Referencing familiar horror themes of vampirism, cannibalism and the occult and, in its most notorious scene, a case of lesbian necrophilia, The Neon Demon is a surreal and unsettling psychological study and exposé of the fashion industry that comes across like The Devil Wears Prada with illicit sex and violence.  

 

The Neon Demon is a stylish and perverse work of art, its vivid use of colour, particularly vibrant blues and reds, recall the horror of Dario Argento and a scene with hands emerging from the walls is an obvious nod to Roman Polanski’s Repulsion.
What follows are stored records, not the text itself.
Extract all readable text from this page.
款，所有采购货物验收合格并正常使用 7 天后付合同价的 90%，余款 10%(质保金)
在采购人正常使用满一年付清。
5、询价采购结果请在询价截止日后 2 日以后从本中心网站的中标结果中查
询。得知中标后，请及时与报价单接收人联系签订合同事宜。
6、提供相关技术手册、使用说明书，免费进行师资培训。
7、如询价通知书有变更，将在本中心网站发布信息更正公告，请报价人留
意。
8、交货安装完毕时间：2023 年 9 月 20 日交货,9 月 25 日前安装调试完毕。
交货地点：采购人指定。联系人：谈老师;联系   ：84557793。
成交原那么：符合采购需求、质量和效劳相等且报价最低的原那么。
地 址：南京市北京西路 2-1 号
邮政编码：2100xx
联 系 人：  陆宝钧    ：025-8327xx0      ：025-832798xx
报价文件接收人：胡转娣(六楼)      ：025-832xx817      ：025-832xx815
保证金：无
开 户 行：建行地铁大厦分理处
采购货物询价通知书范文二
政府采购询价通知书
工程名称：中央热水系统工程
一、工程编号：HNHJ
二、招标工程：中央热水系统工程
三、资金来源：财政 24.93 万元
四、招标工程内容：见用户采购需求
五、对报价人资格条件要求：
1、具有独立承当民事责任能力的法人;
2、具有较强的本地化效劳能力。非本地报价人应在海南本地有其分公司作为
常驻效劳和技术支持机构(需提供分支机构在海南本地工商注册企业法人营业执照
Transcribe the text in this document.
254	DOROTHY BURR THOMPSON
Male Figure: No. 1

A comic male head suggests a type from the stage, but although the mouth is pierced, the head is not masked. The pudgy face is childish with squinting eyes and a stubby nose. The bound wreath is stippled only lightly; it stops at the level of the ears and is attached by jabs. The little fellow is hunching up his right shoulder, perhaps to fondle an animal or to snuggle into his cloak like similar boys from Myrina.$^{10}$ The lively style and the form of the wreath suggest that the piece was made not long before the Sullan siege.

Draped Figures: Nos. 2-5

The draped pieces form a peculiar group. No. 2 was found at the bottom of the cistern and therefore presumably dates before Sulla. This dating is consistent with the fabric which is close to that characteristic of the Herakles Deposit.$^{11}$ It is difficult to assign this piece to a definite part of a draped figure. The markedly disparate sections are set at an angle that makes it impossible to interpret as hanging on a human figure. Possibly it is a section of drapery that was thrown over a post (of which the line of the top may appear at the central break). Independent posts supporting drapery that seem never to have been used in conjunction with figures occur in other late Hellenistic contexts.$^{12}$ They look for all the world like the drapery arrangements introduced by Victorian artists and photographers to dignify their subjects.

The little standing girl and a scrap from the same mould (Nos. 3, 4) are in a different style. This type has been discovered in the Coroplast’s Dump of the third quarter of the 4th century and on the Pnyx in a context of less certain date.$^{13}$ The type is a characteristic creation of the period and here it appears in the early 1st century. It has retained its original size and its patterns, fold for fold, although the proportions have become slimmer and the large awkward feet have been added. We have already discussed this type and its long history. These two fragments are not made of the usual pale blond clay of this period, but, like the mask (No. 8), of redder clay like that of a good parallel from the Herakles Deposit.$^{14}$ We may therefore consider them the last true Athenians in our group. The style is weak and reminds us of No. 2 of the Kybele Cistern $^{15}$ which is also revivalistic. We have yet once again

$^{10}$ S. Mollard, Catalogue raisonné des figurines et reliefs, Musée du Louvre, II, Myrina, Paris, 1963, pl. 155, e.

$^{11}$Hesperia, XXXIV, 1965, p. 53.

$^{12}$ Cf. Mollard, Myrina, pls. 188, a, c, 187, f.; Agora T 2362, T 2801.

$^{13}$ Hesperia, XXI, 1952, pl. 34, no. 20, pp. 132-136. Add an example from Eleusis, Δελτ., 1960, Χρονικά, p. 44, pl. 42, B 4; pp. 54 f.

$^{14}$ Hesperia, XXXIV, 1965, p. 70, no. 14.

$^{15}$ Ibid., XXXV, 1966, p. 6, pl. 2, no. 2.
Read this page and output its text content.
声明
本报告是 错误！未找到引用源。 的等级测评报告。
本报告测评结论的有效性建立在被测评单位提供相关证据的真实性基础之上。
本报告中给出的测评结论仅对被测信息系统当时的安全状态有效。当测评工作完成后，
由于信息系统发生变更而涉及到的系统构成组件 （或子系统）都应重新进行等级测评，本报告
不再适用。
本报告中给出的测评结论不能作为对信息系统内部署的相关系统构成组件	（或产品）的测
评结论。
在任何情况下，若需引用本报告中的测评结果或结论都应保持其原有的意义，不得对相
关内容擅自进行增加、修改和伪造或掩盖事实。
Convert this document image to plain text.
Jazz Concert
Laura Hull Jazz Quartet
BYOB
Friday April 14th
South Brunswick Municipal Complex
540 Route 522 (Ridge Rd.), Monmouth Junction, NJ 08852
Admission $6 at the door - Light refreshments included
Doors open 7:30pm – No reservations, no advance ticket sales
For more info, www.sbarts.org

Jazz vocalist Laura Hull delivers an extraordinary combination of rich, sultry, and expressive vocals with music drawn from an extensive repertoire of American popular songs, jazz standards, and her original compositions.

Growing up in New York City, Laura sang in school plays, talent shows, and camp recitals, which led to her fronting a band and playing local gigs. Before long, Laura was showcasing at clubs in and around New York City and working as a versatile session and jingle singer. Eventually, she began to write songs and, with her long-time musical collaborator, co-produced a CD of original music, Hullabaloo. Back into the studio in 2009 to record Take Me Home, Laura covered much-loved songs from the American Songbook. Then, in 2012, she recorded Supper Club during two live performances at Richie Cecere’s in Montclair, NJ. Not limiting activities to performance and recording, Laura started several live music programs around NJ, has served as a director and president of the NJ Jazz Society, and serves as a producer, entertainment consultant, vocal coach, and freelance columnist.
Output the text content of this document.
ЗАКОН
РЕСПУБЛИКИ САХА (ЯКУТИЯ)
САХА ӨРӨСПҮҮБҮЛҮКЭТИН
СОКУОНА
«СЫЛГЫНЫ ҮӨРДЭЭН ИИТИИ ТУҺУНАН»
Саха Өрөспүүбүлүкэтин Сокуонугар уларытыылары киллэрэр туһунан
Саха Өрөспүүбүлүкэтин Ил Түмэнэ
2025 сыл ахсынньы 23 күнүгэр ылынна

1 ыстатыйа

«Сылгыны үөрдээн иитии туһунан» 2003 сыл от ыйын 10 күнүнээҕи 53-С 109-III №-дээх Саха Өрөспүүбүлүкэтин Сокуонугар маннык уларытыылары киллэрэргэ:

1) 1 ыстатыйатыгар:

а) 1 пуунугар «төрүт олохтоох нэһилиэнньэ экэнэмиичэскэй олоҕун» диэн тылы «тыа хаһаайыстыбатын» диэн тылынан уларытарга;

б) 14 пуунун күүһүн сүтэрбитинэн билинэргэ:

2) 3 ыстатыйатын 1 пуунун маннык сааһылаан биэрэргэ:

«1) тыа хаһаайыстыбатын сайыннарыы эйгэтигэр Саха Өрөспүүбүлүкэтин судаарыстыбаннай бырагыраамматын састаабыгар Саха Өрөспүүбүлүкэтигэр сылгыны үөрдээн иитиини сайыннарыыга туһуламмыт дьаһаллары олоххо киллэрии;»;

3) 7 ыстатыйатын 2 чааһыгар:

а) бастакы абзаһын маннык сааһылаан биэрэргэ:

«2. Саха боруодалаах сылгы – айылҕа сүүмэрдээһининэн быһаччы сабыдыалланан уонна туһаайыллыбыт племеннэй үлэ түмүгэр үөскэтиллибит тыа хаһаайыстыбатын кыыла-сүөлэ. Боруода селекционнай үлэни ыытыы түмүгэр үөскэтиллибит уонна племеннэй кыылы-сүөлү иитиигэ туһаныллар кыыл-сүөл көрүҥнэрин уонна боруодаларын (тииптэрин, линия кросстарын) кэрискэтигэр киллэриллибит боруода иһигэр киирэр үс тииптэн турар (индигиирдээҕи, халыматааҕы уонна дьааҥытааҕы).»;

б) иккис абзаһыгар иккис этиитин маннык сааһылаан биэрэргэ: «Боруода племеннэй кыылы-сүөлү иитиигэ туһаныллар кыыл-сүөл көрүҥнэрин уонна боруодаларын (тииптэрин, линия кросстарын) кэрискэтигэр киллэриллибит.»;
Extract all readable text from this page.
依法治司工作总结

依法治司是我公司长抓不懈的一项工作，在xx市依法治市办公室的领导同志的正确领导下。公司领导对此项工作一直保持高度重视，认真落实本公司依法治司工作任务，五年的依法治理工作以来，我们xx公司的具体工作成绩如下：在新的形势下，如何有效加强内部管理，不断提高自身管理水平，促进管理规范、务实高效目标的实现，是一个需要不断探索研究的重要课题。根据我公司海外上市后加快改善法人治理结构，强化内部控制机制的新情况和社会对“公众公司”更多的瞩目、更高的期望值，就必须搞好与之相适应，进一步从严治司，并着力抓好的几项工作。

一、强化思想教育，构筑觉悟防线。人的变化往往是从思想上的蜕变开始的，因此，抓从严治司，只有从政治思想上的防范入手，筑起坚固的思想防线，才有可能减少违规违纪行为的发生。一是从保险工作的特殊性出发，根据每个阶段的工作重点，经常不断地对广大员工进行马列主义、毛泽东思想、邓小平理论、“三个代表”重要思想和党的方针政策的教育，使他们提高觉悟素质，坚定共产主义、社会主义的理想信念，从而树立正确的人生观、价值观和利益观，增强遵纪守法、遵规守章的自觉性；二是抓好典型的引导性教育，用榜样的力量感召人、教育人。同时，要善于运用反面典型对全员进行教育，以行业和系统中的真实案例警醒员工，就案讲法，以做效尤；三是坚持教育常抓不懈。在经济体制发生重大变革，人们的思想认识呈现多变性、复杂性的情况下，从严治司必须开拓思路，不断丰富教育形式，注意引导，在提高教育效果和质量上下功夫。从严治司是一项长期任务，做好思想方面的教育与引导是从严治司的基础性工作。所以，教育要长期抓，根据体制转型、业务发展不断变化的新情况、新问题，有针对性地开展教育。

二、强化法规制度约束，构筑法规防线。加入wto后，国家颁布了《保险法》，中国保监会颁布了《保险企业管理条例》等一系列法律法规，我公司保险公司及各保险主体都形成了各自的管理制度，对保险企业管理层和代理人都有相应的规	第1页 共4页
For a film that deals with the theme of beauty and taking high-fashion as its central subject, there is copious amounts of blood-soaked nubile flesh on display which undoubtedly raises the issue of the male gaze in cinema. The Neon Demon’s grotesque conclusion takes the gaze, ingests it and throws it back up.  

 

  1. Under the Skin (UK/SWITZ: (Jonathan Glazer, 2013) 

Scarlett Johansson plays the woman who fell to Earth, trawling the streets of Glasgow and using her sexual allure to entice male victims back to her home. Once inside the derelict building and seemingly placed under the alien’s erotic spell, they are led into a portal to the alien’s planet, an endless and otherworldly black space, where they wander helplessly into a dark and shiny black sludge. In one brilliantly created sequence, the camera takes us below the surface of the liquid and we see the how the victims are finally destroyed, their bodies hideously crumpled like tissue paper.  

 

Scarlett Johansson is the woman who fell to earth in the haunting Under the Skin

Johansson gives an extraordinary performance, superbly conveying the alien’s child-like wonder at her strange environment and the frantic bustle of Glasgow’s streets. Fascinated by the female form she inhabits, she stares in bewilderment at herself in the mirror. When she pricks her finger on a rose, she is engrossed at the sight of blood and at one point is enraptured by the discovery of an ant.  Seen through the curious eyes of a visitor from another planet, the film makes the familiar seem strange and we begin to see ourselves as alien.  

 

There is a haunting poetry at work within the Under the Skin resulting from its striking cinematography its discordant and innovative sound design (Johnnie Burn) and eerie score by Mica Levi. The covert method of filmmaking which involved sections of the film being shot by hidden cameras on the streets, shopping precincts and nightclubs of Glasgow give the film a documentary authenticity which serve to make the fantasy elements in the film even more disturbing. The imagery of Jonathan Glazer’s deeply affecting and enigmatic sci-fi lingers in the mind long after the closing credits have finished.